THEORY AND PRACTICE: Peace and Justice in the Bangsamoro

Marawi City – There is a hidden narrative from voiceless human lives in the margins of Philippine society. The stories we hear about Muslim Mindanao are usually Manila-centric. Manila only sees Mindanao from its biased point of view. Social scientists and political commentators have pointed out that the situation in the Philippine South has been largely unstable due to a history of violent armed conflict. The truth of the matter is that colonial history is the root cause of the divide between the minority Muslim Filipinos and the Christian majority.

But what can be learned from the past peace agreement between the government and the Moro National Liberation Front, which was signed in 1996? Former Senator Santanina Rasul believes that its failure meant that “the real measure of peace, and the reason why people are begging for peace, is not the termination of the conflict.” Rather, she says that the reason “people want peace is because they want food on their tables, they want jobs, they want justice, they want shelter and health care, and they want a decent life.”

In my conversations with Dr. Godiva Eviota-Rivera during the Ethics for Nature Conference at the Mindanao State University in Marawi, an initiative led by the school’s young and dynamic philosophy faculty, she mentions the importance of the solidarity among Maranaos and Christians in Marawi City. The same solidarity is crucial in sustaining peace in the Bangsamoro. To buttress this point, the studies of Azuna Yoshizawa point to the value of everyday interaction among Muslims and Christians in Iligan City as a testament to their peaceful co-existence.

The deep-seated structural injustice, which implicates both colonial history and feudal politics in the region, needs a radical transformation by means of interfaith dialogue and authentic democratic participation. The rectification of the historical injustices against Muslim Filipinos is the most important element in the whole peace process.

According to Atty. Hamid Barra, the minister for Human Settlements and Development in the Bangsamoro Autonomous Region in Muslim Mindanao (BARMM), Islam is a religion of peace. Muslim Filipinos, he says, desire holistic peace. An important dimension of this desire is anchored in how people respect and value each other as human beings.
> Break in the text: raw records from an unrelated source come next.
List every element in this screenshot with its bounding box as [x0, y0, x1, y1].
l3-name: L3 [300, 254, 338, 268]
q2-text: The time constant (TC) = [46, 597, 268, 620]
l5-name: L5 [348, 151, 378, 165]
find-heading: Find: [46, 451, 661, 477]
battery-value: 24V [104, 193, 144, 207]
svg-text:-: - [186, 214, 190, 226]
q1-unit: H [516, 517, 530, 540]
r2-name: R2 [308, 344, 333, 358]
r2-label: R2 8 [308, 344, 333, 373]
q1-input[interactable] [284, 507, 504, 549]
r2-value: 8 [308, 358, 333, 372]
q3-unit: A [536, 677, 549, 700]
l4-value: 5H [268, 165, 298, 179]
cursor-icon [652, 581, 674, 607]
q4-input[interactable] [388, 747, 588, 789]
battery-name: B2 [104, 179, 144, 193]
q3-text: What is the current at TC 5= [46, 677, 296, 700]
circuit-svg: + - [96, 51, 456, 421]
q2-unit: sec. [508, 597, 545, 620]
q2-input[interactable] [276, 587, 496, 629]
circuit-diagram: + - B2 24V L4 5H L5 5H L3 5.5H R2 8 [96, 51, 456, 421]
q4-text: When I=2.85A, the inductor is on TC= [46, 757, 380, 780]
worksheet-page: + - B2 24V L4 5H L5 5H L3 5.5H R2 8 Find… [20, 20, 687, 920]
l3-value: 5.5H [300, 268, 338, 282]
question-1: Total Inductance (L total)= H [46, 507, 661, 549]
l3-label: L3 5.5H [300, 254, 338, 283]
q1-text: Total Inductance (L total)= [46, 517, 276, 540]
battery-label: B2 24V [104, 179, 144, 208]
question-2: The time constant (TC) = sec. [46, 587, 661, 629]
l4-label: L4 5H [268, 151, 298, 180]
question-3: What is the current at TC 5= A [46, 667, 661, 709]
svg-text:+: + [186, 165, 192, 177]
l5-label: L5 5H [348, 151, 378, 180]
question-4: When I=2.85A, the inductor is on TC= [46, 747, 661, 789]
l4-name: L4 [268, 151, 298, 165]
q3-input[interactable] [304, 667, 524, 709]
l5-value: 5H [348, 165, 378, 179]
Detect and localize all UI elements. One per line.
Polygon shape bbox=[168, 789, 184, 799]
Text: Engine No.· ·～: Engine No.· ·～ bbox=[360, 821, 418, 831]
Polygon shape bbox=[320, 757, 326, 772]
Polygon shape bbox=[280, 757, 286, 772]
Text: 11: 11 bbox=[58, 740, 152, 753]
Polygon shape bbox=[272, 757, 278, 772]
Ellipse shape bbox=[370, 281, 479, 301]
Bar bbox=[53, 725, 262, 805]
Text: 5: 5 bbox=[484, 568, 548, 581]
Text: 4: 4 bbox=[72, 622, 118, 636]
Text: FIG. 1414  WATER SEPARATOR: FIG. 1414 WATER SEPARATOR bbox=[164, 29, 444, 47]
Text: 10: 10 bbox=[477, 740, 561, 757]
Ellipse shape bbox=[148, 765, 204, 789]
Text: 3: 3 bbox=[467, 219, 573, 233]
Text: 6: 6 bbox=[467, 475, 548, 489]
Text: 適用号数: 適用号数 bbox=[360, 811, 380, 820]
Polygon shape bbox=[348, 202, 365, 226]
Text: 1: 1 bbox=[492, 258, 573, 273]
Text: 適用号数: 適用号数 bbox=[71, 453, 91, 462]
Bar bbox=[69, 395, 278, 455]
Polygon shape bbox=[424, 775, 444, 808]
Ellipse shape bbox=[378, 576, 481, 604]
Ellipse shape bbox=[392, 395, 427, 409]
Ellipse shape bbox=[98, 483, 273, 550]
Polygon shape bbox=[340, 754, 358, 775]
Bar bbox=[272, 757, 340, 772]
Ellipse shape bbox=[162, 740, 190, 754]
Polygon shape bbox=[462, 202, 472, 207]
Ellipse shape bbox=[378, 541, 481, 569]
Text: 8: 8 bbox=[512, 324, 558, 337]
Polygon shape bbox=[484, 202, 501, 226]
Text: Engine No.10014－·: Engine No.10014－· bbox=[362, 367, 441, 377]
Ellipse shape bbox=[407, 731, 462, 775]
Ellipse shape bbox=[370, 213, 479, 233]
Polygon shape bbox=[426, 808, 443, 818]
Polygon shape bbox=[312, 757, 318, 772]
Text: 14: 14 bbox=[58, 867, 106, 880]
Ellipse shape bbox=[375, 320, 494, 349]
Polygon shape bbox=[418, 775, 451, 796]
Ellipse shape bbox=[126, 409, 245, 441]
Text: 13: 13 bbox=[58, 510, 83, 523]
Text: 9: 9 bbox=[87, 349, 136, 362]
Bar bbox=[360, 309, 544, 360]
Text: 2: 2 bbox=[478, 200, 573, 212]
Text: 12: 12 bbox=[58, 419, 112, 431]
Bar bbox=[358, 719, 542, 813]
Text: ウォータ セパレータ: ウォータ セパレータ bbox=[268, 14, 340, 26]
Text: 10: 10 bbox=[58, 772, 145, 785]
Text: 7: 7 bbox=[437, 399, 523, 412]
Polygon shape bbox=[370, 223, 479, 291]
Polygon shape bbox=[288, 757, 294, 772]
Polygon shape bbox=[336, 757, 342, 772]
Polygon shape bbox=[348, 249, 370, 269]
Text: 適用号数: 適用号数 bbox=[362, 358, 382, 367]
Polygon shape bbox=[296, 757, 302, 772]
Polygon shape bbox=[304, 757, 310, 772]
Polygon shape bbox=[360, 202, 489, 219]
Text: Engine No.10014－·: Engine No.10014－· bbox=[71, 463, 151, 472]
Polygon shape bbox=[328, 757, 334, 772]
The autonomy to govern given to the Bangsamoro through the Bangsamoro Organic Law is not just about self-determination. It is also meant to heal the wounds caused by our colonial past. Without this moral healing, the whole region will not be able to move forward. Peace is a collective effort. The recent peace agreement can be considered as the greatest accomplishment of both Muslim and Christian leaders, a process that was facilitated through the political will of former President Rodrigo Duterte. But above all else, it is what the Bangsamoro people want.

As the BARMM seeks to develop a progressive and inclusive society, political leaders and technocrats cannot limit themselves to a state-centric technical interpretation of past problems. A host of development issues must be addressed – equitable distribution of resources, human security, equal opportunity, and political reform. To truly empower the people in the Bangsamoro, critical questions pertaining to justice and equality must be resolved. Without this democratic resolution, the Bangsamoro will find it hard to pursue the good of its people.
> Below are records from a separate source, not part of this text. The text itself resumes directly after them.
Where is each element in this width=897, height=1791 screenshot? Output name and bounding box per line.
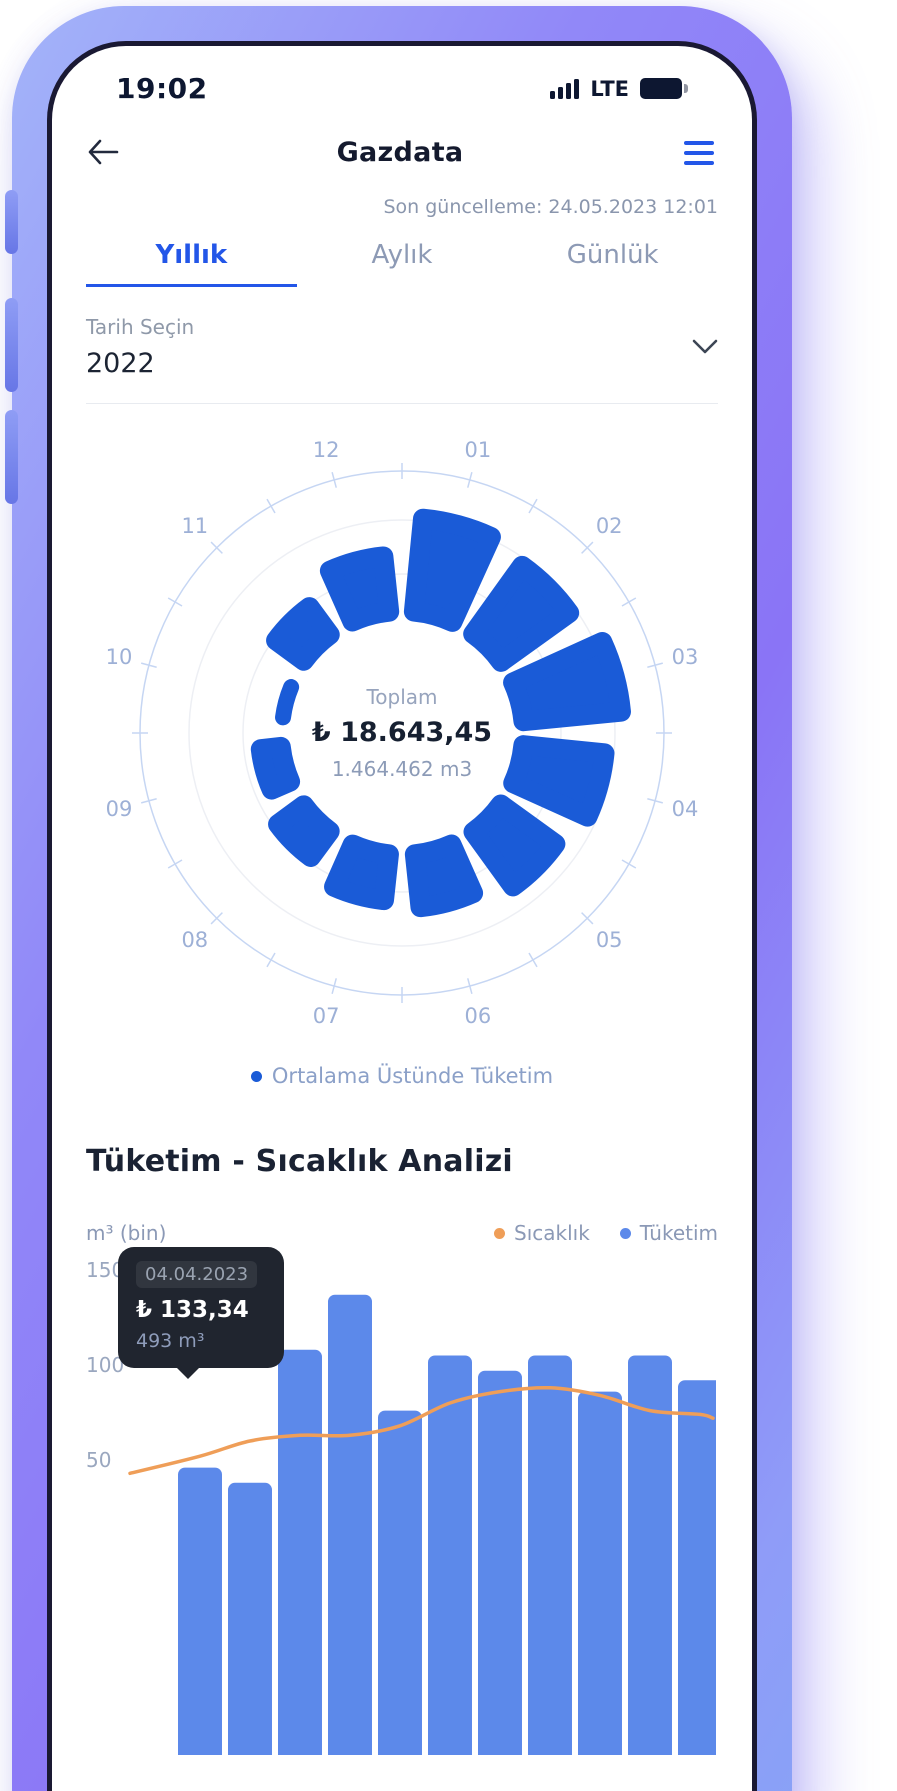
legend-sicaklik: Sıcaklık [494,1221,590,1245]
network-type-label: LTE [590,76,629,101]
svg-text:100: 100 [86,1353,124,1377]
page-title: Gazdata [336,137,464,168]
legend-above-average-label: Ortalama Üstünde Tüketim [271,1064,554,1088]
section-title-consumption-temperature: Tüketim - Sıcaklık Analizi [86,1144,513,1179]
arrow-left-icon [88,139,119,164]
last-update-text: Son güncelleme: 24.05.2023 12:01 [383,196,718,218]
hamburger-menu-button[interactable] [674,140,718,165]
app-header: Gazdata [86,137,718,168]
legend-tuketim: Tüketim [619,1221,718,1245]
legend-sicaklik-label: Sıcaklık [514,1221,590,1245]
consumption-temperature-chart[interactable]: 150 100 50 [86,1255,716,1755]
tab-gunluk[interactable]: Günlük [566,240,659,270]
legend-above-average: Ortalama Üstünde Tüketim [52,1064,752,1088]
phone-screen: 19:02 LTE Gazdata [52,46,752,1791]
battery-icon [640,78,688,99]
svg-text:02: 02 [596,514,623,538]
date-picker-label: Tarih Seçin [86,315,195,339]
svg-text:04: 04 [672,797,699,821]
tooltip-pointer [176,1367,200,1379]
svg-text:01: 01 [464,438,491,462]
tooltip-volume: 493 m³ [136,1330,205,1352]
date-picker[interactable]: Tarih Seçin 2022 [86,315,718,379]
legend-dot-blue2 [619,1227,631,1239]
svg-text:07: 07 [313,1004,340,1028]
divider [86,403,718,404]
svg-text:50: 50 [86,1448,111,1472]
tab-aylik[interactable]: Aylık [371,240,433,270]
radial-consumption-chart[interactable]: 01 02 03 04 05 06 07 08 09 10 11 12 [87,418,717,1048]
svg-text:12: 12 [313,438,340,462]
status-time: 19:02 [116,72,208,105]
legend-dot-orange [494,1227,506,1239]
hamburger-icon [684,140,714,145]
status-icons: LTE [550,77,688,101]
back-button[interactable] [86,138,126,168]
phone-frame: 19:02 LTE Gazdata [5,6,792,1791]
phone-volume-up-button [5,298,18,392]
legend-dot-blue [250,1070,262,1082]
svg-text:08: 08 [181,928,208,952]
svg-text:150: 150 [86,1258,124,1282]
bar-chart-wrap: 150 100 50 04.04.2023 ₺ 133,34 493 m³ [86,1247,716,1755]
svg-text:03: 03 [672,645,699,669]
svg-text:05: 05 [596,928,623,952]
tab-yillik[interactable]: Yıllık [86,240,297,287]
y-axis-unit-label: m³ (bin) [86,1221,167,1245]
svg-text:10: 10 [106,645,133,669]
chart-header-row: m³ (bin) Sıcaklık Tüketim [86,1221,718,1245]
chart-legend: Sıcaklık Tüketim [494,1221,718,1245]
period-tabs: Yıllık Aylık Günlük [86,240,718,287]
tooltip-amount: ₺ 133,34 [136,1297,249,1323]
svg-text:06: 06 [464,1004,491,1028]
phone-mute-button [5,190,18,254]
chart-tooltip: 04.04.2023 ₺ 133,34 493 m³ [118,1247,284,1379]
tooltip-date: 04.04.2023 [136,1261,258,1288]
phone-volume-down-button [5,410,18,504]
radial-chart-wrap: 01 02 03 04 05 06 07 08 09 10 11 12 Toplam ₺ 18.643… [87,418,717,1048]
svg-text:11: 11 [181,514,208,538]
legend-tuketim-label: Tüketim [639,1221,718,1245]
status-bar: 19:02 LTE [86,72,718,105]
date-picker-value: 2022 [86,348,155,379]
signal-strength-icon [550,78,580,99]
svg-text:09: 09 [106,797,133,821]
chevron-down-icon [692,339,718,354]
Peace cannot be narrowed down to the question of conflict. Rather, it is about people wanting to live normal and decent lives. Marawi City has witnessed its share of violent extremism in 2017. Maranaos, in solidarity with Christians, have survived the crisis. But to maintain peace, rebuilding efforts must be sustained. The promotion of democratic values cannot be attained without public trust which can only be won by the government through concrete projects and programs.
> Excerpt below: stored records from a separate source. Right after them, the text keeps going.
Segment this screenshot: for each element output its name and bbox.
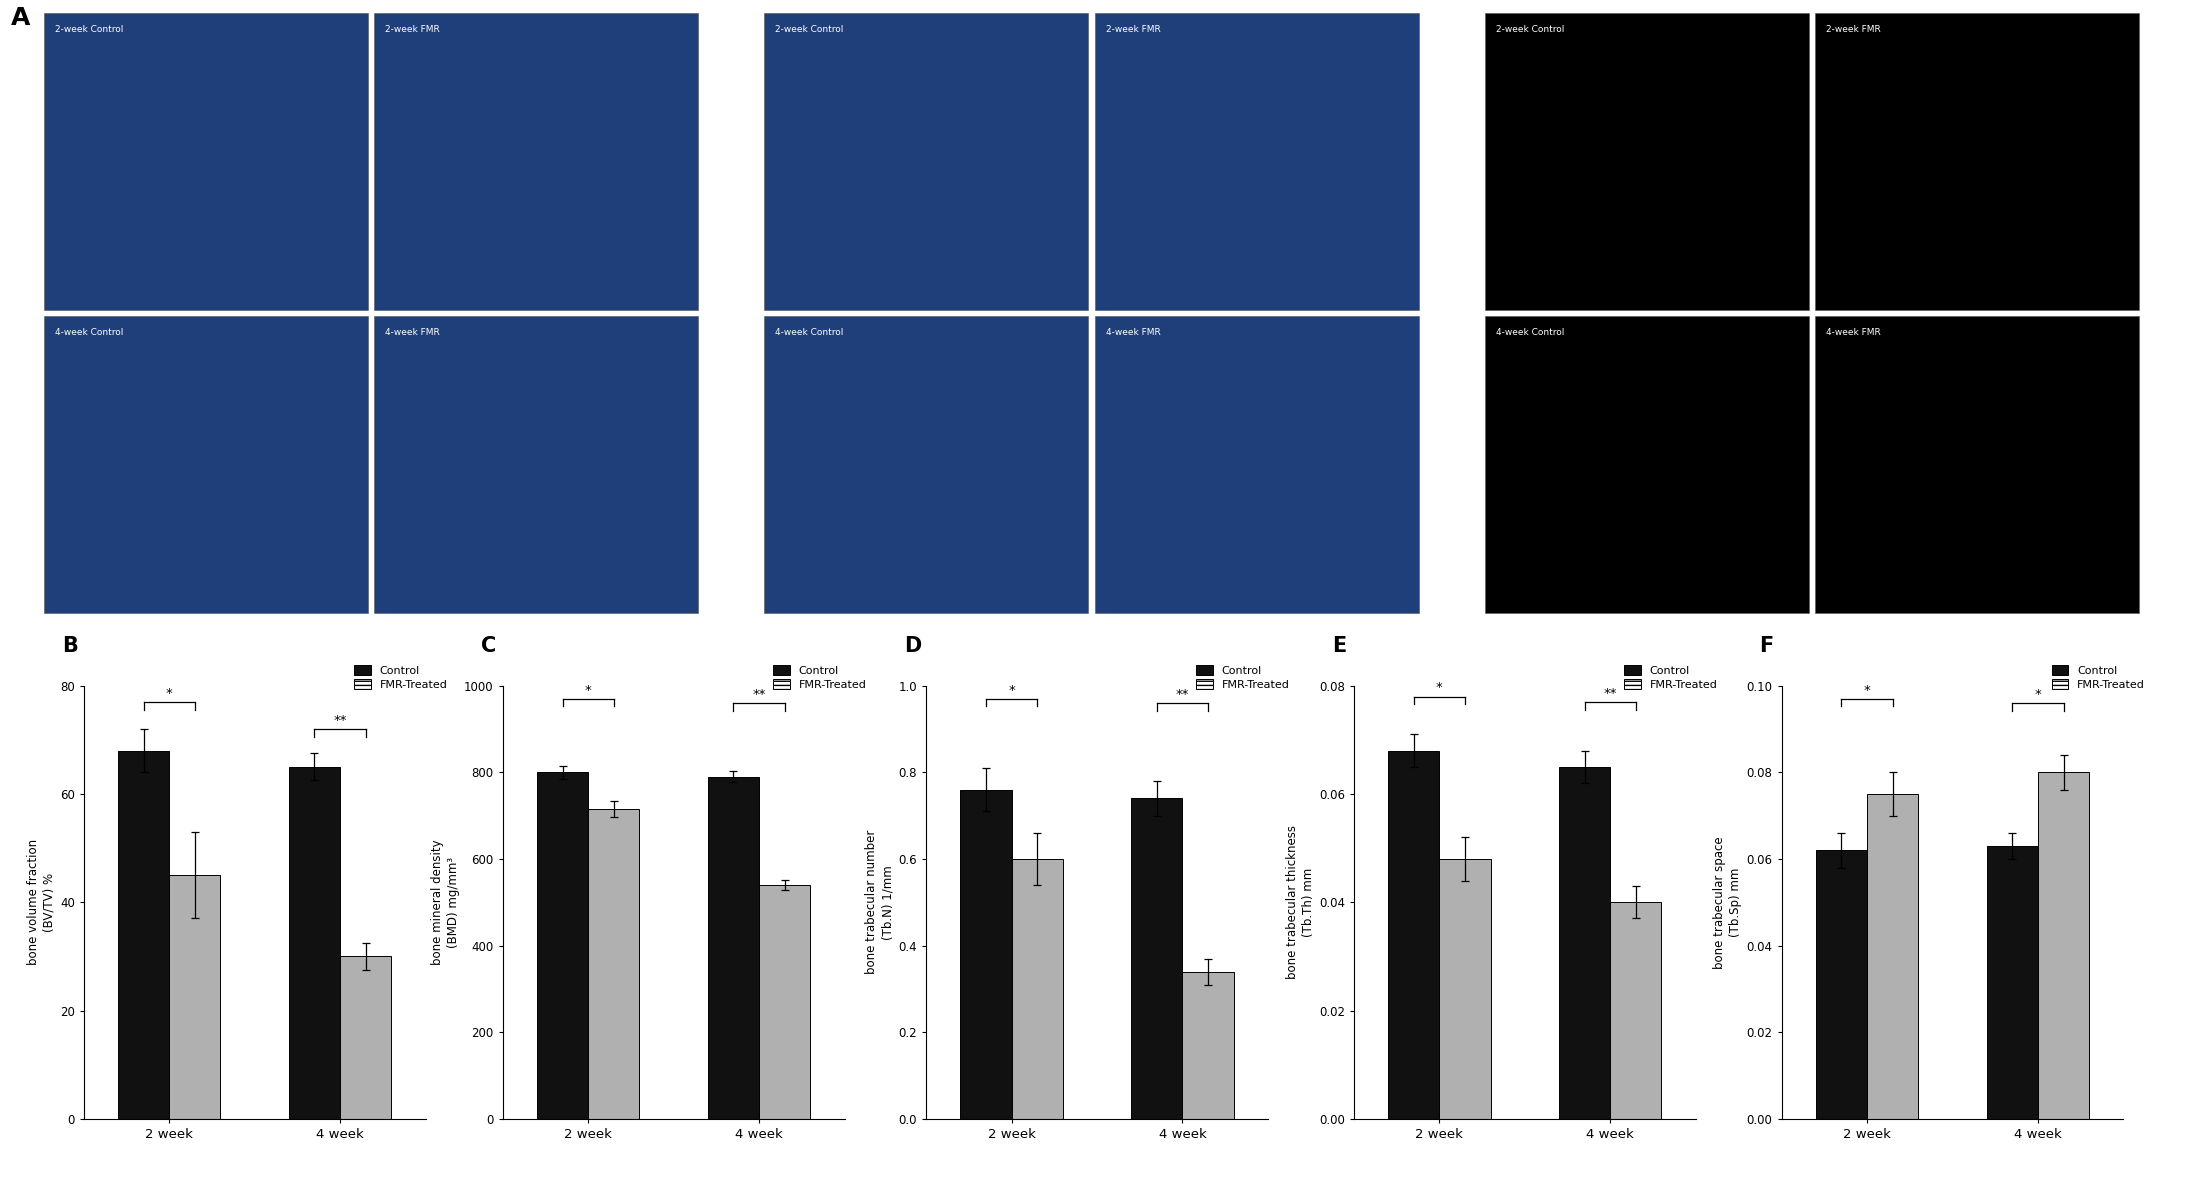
Bar [170,876,220,1119]
Bar [1815,315,2139,614]
Text: 2-week Control: 2-week Control [55,25,123,34]
Bar [289,768,340,1119]
Bar [1817,851,1868,1119]
Text: **: ** [333,713,346,727]
Bar [119,751,170,1119]
Bar [1182,972,1235,1119]
Text: 4-week FMR: 4-week FMR [1105,328,1160,337]
Text: E: E [1332,635,1345,656]
Bar [759,885,811,1119]
Bar [1131,799,1182,1119]
Text: *: * [1863,683,1870,697]
Bar [1440,859,1491,1119]
Legend: Control, FMR-Treated: Control, FMR-Treated [355,665,448,689]
Bar [2037,772,2090,1119]
Bar [765,12,1089,310]
Text: C: C [481,635,496,656]
Bar [1815,12,2139,310]
Text: 4-week FMR: 4-week FMR [1826,328,1881,337]
Bar [538,772,589,1119]
Legend: Control, FMR-Treated: Control, FMR-Treated [1197,665,1290,689]
Text: *: * [1435,681,1442,694]
Bar [765,315,1089,614]
Text: A: A [11,6,31,30]
Text: 2-week Control: 2-week Control [1495,25,1563,34]
Bar [1389,751,1440,1119]
Bar [1868,794,1918,1119]
Y-axis label: bone trabecular number
(Tb.N) 1/mm: bone trabecular number (Tb.N) 1/mm [864,830,895,974]
Text: 4-week Control: 4-week Control [55,328,123,337]
Y-axis label: bone volume fraction
(BV/TV) %: bone volume fraction (BV/TV) % [26,840,55,965]
Text: F: F [1760,635,1773,656]
Text: 2-week FMR: 2-week FMR [1826,25,1881,34]
Bar [1094,315,1418,614]
Text: 2-week Control: 2-week Control [776,25,845,34]
Bar [1484,315,1808,614]
Bar [44,315,368,614]
Legend: Control, FMR-Treated: Control, FMR-Treated [2053,665,2145,689]
Bar [340,956,392,1119]
Text: *: * [584,683,591,697]
Legend: Control, FMR-Treated: Control, FMR-Treated [1625,665,1718,689]
Text: *: * [1008,683,1014,697]
Bar [1012,859,1063,1119]
Y-axis label: bone trabecular space
(Tb.Sp) mm: bone trabecular space (Tb.Sp) mm [1713,836,1742,968]
Legend: Control, FMR-Treated: Control, FMR-Treated [774,665,867,689]
Bar [1094,12,1418,310]
Bar [44,12,368,310]
Text: D: D [904,635,922,656]
Bar [589,810,639,1119]
Text: 4-week Control: 4-week Control [1495,328,1563,337]
Bar [1610,902,1663,1119]
Text: **: ** [752,688,765,701]
Bar [1987,846,2037,1119]
Text: 2-week FMR: 2-week FMR [1105,25,1160,34]
Bar [1559,768,1610,1119]
Y-axis label: bone trabecular thickness
(Tb.Th) mm: bone trabecular thickness (Tb.Th) mm [1286,825,1314,979]
Y-axis label: bone mineral density
(BMD) mg/mm³: bone mineral density (BMD) mg/mm³ [430,840,461,965]
Bar [708,777,759,1119]
Text: 4-week Control: 4-week Control [776,328,845,337]
Text: 2-week FMR: 2-week FMR [386,25,441,34]
Text: **: ** [1603,687,1616,700]
Text: B: B [62,635,77,656]
Text: **: ** [1175,688,1188,701]
Bar [1484,12,1808,310]
Text: *: * [2035,688,2042,701]
Text: *: * [165,687,172,700]
Text: 4-week FMR: 4-week FMR [386,328,441,337]
Bar [375,12,699,310]
Bar [961,789,1012,1119]
Bar [375,315,699,614]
The interpretation of the events in the Bangsamoro, past and present, must carry the reality and struggle for social justice. Undeniably, the concept of solidarity cannot be blind to the moral violence committed against the poor, especially the poor in minority cultures. This violence is nothing but the very objectification of the powerless, where humans are reduced to mere instruments by hegemonic and elitist structures that alienate and dehumanize people. Lasting peace can only be realized if there is justice for all.